I, for One, Welcome Our New Verbal Overlords

We did it folks. Beginning with my entry for fissilingual all the way back in May, we’ve now made a complete loop around the alphabet, as of the posting of this entry. Sure, we had a few doubles in the mix, but we made it all the way around nonetheless.
epeolatry (ep-i-OL-uh-TREE) — noun: the worship of words.
No fireworks here, just something that seemed appropriate enough to end this cycle and that began with the right letter. Anu Garg chose this one for A.Word.A.Day earlier this year and explained that it comes from a combination of the Greek root epos — meaning “word” and related to our word epic — and -latry — which comes from the Greek latreia, meaning “worship” and related to our word idolatry. The word is not especially well-known or even that old. Garg and the guy who runs World Wide Words both claim that the first recorded use of this one is Oliver Wendell Homes’s 1860 novel Professor at the Breakfast Table: “Time, time only, can gradually wean us from our Epeolatry, or word-worship, by spiritualizing our ideas of the thing signified.”

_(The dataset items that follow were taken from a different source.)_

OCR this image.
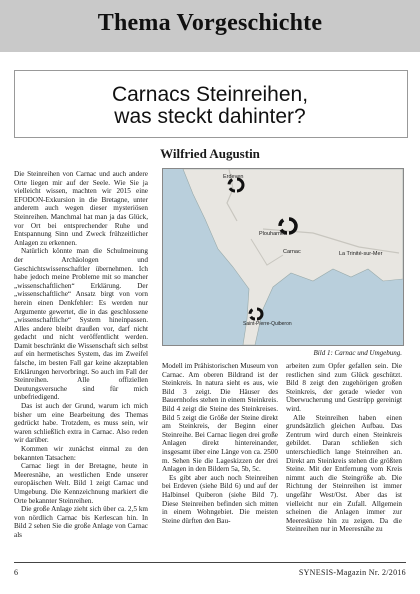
Thema Vorgeschichte
Carnacs Steinreihen,
was steckt dahinter?
Wilfried Augustin

Die Steinreihen von Carnac und auch andere Orte liegen mir auf der Seele. Wie Sie ja vielleicht wissen, machten wir 2015 eine EFODON-Exkursion in die Bretagne, unter anderem auch wegen dieser mysteriösen Steinreihen. Manchmal hat man ja das Glück, vor Ort bei entsprechender Ruhe und Entspannung Sinn und Zweck frühzeitlicher Anlagen zu erkennen.

Natürlich könnte man die Schulmeinung der Archäologen und Geschichtswissenschaftler übernehmen. Ich habe jedoch meine Probleme mit so mancher „wissenschaftlichen“ Erklärung. Der „wissenschaftliche“ Ansatz birgt von vorn herein einen Denkfehler: Es werden nur Argumente gewertet, die in das geschlossene „wissenschaftliche“ System hineinpassen. Alles andere bleibt draußen vor, darf nicht gedacht und nicht veröffentlicht werden. Damit beschränkt die Wissenschaft sich selbst auf ein hermetisches System, das im Zweifel falsche, im besten Fall gar keine akzeptablen Erklärungen hervorbringt. So auch im Fall der Steinreihen. Alle offiziellen Deutungsversuche sind für mich unbefriedigend.

Das ist auch der Grund, warum ich mich bisher um eine Bearbeitung des Themas gedrückt habe. Trotzdem, es muss sein, wir waren schließlich extra in Carnac. Also reden wir darüber.

Kommen wir zunächst einmal zu den bekannten Tatsachen:

Carnac liegt in der Bretagne, heute in Meeresnähe, an westlichen Ende unserer europäischen Welt. Bild 1 zeigt Carnac und Umgebung. Die Kennzeichnung markiert die Orte bekannter Steinreihen.

Die große Anlage zieht sich über ca. 2,5 km von nördlich Carnac bis Kerlescan hin. In Bild 2 sehen Sie die große Anlage von Carnac als

Erdeven
Plouharnel
Carnac	La Trinité-sur-Mer
Saint-Pierre-Quiberon
Bild 1: Carnac und Umgebung.

Modell im Prähistorischen Museum von Carnac. Am oberen Bildrand ist der Steinkreis. In natura sieht es aus, wie Bild 3 zeigt. Die Häuser des Bauernhofes stehen in einem Steinkreis. Bild 4 zeigt die Steine des Steinkreises. Bild 5 zeigt die Größe der Steine direkt am Steinkreis, der Beginn einer Steinreihe. Bei Carnac liegen drei große Anlagen direkt hintereinander, insgesamt über eine Länge von ca. 2500 m. Sehen Sie die Lageskizzen der drei Anlagen in den Bildern 5a, 5b, 5c.

Es gibt aber auch noch Steinreihen bei Erdeven (siehe Bild 6) und auf der Halbinsel Quiberon (siehe Bild 7). Diese Steinreihen befinden sich mitten in einem Wohngebiet. Die meisten Steine dürften den Bau-

arbeiten zum Opfer gefallen sein. Die restlichen sind zum Glück geschützt. Bild 8 zeigt den zugehörigen großen Steinkreis, der gerade wieder von Überwucherung und Gestrüpp gereinigt wird.

Alle Steinreihen haben einen grundsätzlich gleichen Aufbau. Das Zentrum wird durch einen Steinkreis gebildet. Daran schließen sich unterschiedlich lange Steinreihen an. Direkt am Steinkreis stehen die größten Steine. Mit der Entfernung vom Kreis nimmt auch die Steingröße ab. Die Richtung der Steinreihen ist immer ungefähr West/Ost. Aber das ist vielleicht nur ein Zufall. Allgemein scheinen die Anlagen immer zur Meeresküste hin zu zeigen. Da die Steinreihen nur in Meeresnähe zu

6	SYNESIS-Magazin Nr. 2/2016
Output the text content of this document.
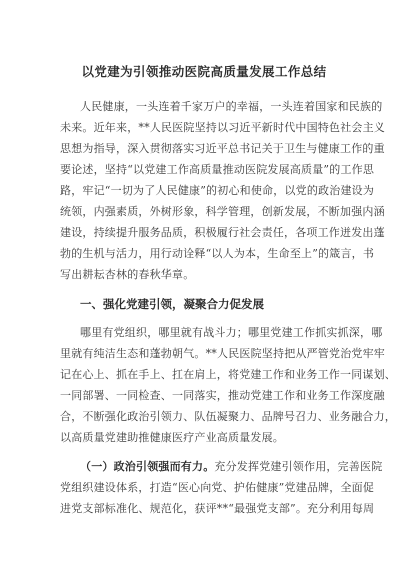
以党建为引领推动医院高质量发展工作总结
人民健康，一头连着千家万户的幸福，一头连着国家和民族的
未来。近年来，**人民医院坚持以习近平新时代中国特色社会主义
思想为指导，深入贯彻落实习近平总书记关于卫生与健康工作的重
要论述，坚持“以党建工作高质量推动医院发展高质量”的工作思
路，牢记“一切为了人民健康”的初心和使命，以党的政治建设为
统领，内强素质，外树形象，科学管理，创新发展，不断加强内涵
建设，持续提升服务品质，积极履行社会责任，各项工作迸发出蓬
勃的生机与活力，用行动诠释“以人为本，生命至上”的箴言，书
写出耕耘杏林的春秋华章。
一、强化党建引领，凝聚合力促发展
哪里有党组织，哪里就有战斗力；哪里党建工作抓实抓深，哪
里就有纯洁生态和蓬勃朝气。**人民医院坚持把从严管党治党牢牢
记在心上、抓在手上、扛在肩上，将党建工作和业务工作一同谋划、
一同部署、一同检查、一同落实，推动党建工作和业务工作深度融
合，不断强化政治引领力、队伍凝聚力、品牌号召力、业务融合力，
以高质量党建助推健康医疗产业高质量发展。
（一）政治引领强而有力。充分发挥党建引领作用，完善医院
党组织建设体系，打造“医心向党、护佑健康”党建品牌，全面促
进党支部标准化、规范化，获评**“最强党支部”。充分利用每周
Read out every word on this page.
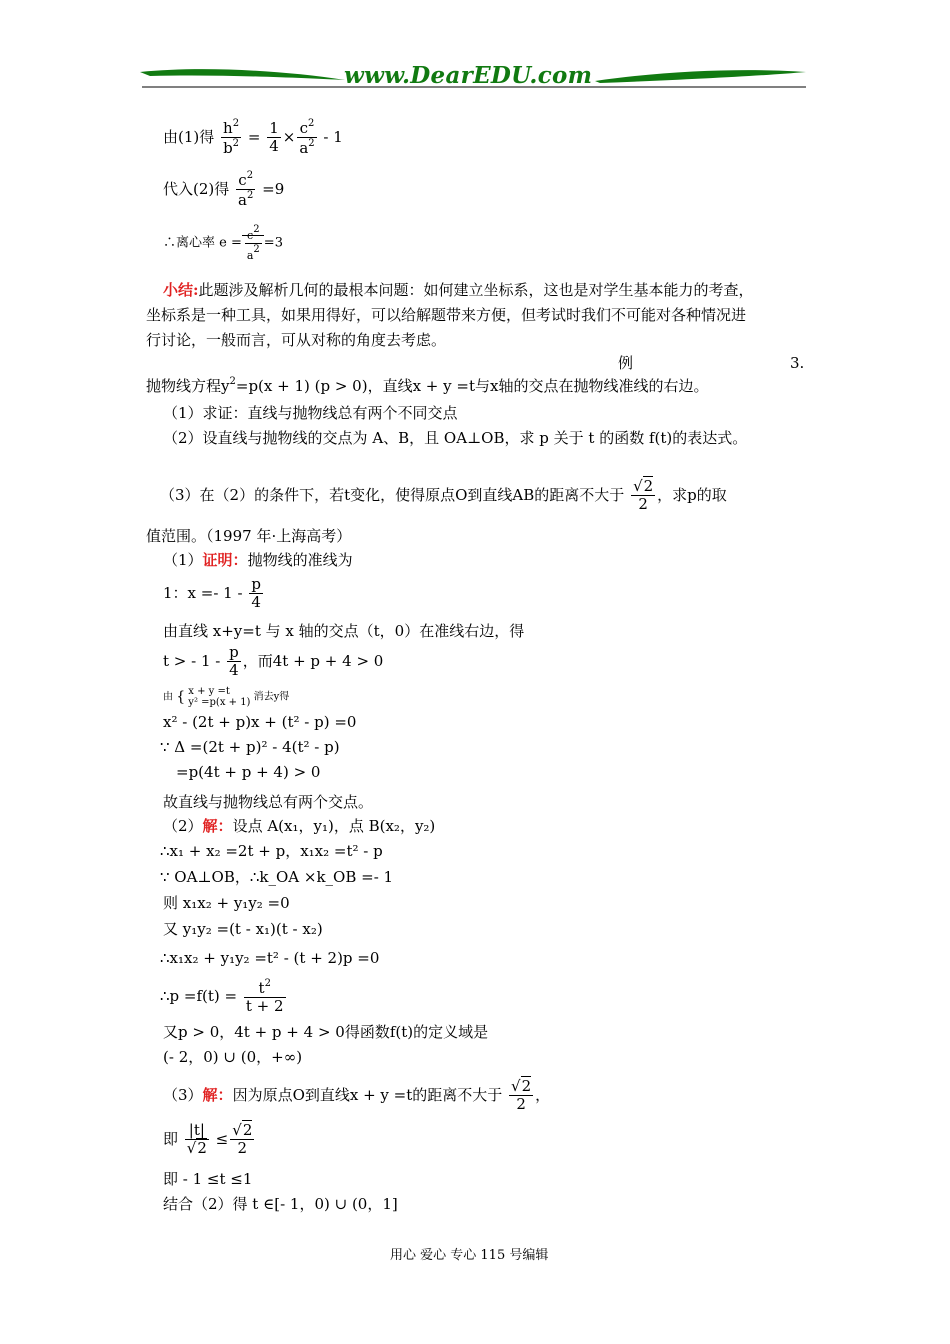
www.DearEDU.com
由(1)得 $\frac{h^2}{b^2} = \frac{1}{4} \times \frac{c^2}{a^2} - 1$
代入(2)得 $\frac{c^2}{a^2} =9$
∴离心率 $e = \frac{c2}{a2} =3$
小结:此题涉及解析几何的最根本问题：如何建立坐标系，这也是对学生基本能力的考查，
坐标系是一种工具，如果用得好，可以给解题带来方便，但考试时我们不可能对各种情况进
行讨论，一般而言，可从对称的角度去考虑。
例	3.
抛物线方程$y^2=p(x + 1) (p > 0)$，直线x + y =t与x轴的交点在抛物线准线的右边。
（1）求证：直线与抛物线总有两个不同交点
（2）设直线与抛物线的交点为 A、B，且 OA⊥OB，求 p 关于 t 的函数 f(t)的表达式。
（3）在（2）的条件下，若t变化，使得原点O到直线AB的距离不大于 $\frac{√2}{2}$ ，求p的取
值范围。（1997 年·上海高考）
（1）证明：抛物线的准线为
1：$x =- 1 - \frac{p}{4}$
由直线 x+y=t 与 x 轴的交点（t，0）在准线右边，得
t > - $1 - \frac{p}{4}$ ，而4t + p + 4 > 0
由 { x + y =t
y² =p(x + 1) 消去y得
x² - (2t + p)x + (t² - p) =0
∵ Δ =(2t + p)² - 4(t² - p)
=p(4t + p + 4) > 0
故直线与抛物线总有两个交点。
（2）解：设点 A(x₁，y₁)，点 B(x₂，y₂)
∴x₁ + x₂ =2t + p，x₁x₂ =t² - p
∵ OA⊥OB，∴k_OA ×k_OB =- 1
则 x₁x₂ + y₁y₂ =0
又 y₁y₂ =(t - x₁)(t - x₂)
∴x₁x₂ + y₁y₂ =t² - (t + 2)p =0
∴p $=f(t) = \frac{t^2}{t + 2}$
又p > 0，4t + p + 4 > 0得函数f(t)的定义域是
(- 2，0) ∪ (0，+∞)
（3）解：因为原点O到直线x + y =t的距离不大于 $\frac{√2}{2}$ ，
即 $\frac{|t|}{√2} \le \frac{√2}{2}$
即 - 1 ≤t ≤1
结合（2）得 t ∈[- 1，0) ∪ (0，1]
用心 爱心 专心 115 号编辑
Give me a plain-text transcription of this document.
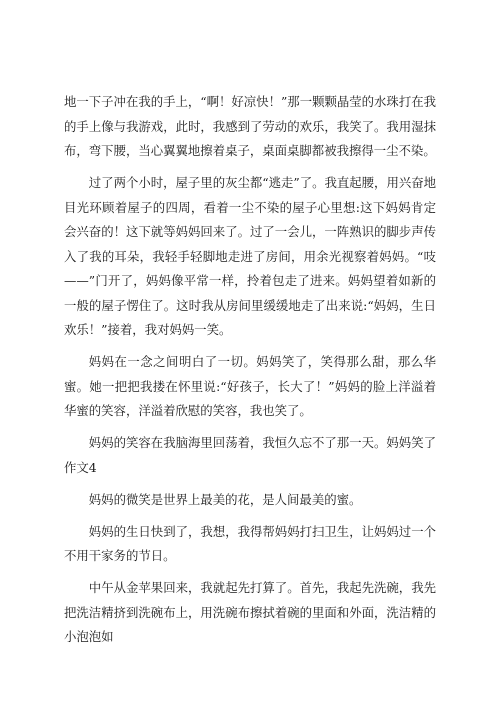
地一下子冲在我的手上，“啊！好凉快！”那一颗颗晶莹的水珠打在我的手上像与我游戏，此时，我感到了劳动的欢乐，我笑了。我用湿抹布，弯下腰，当心翼翼地擦着桌子，桌面桌脚都被我擦得一尘不染。

过了两个小时，屋子里的灰尘都“逃走”了。我直起腰，用兴奋地目光环顾着屋子的四周，看着一尘不染的屋子心里想:这下妈妈肯定会兴奋的！这下就等妈妈回来了。过了一会儿，一阵熟识的脚步声传入了我的耳朵，我轻手轻脚地走进了房间，用余光视察着妈妈。“吱——”门开了，妈妈像平常一样，拎着包走了进来。妈妈望着如新的一般的屋子愣住了。这时我从房间里缓缓地走了出来说:“妈妈，生日欢乐！”接着，我对妈妈一笑。

妈妈在一念之间明白了一切。妈妈笑了，笑得那么甜，那么华蜜。她一把把我搂在怀里说:“好孩子，长大了！”妈妈的脸上洋溢着华蜜的笑容，洋溢着欣慰的笑容，我也笑了。

妈妈的笑容在我脑海里回荡着，我恒久忘不了那一天。妈妈笑了作文4

妈妈的微笑是世界上最美的花，是人间最美的蜜。

妈妈的生日快到了，我想，我得帮妈妈打扫卫生，让妈妈过一个不用干家务的节日。

中午从金苹果回来，我就起先打算了。首先，我起先洗碗，我先把洗洁精挤到洗碗布上，用洗碗布擦拭着碗的里面和外面，洗洁精的小泡泡如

Despite its rarity, the word has two distinct uses: literal and metaphorical. The latter could be used to describe me, they guy who enjoys words enough that he spent the last six months looking for noteworthy specimens. However, the Wikipedia entry on epeolatry expands on the former interpretation of it as it applies to religions that rely heavily on the written word. “One could call Christianity an epeolatric religion because the majority of its teachings hinge on the words of the Hebrew Bible,” the article notes. But this all may be a moot point. “However, you are unlikely to encounter the word in any form because it remains obscure,” the last sentence reads.

Previous words of the week:
I may attempt another run-through of the alphabet next year. Perhaps I’ll start on something more sensible than the letter “F.” “A,” maybe?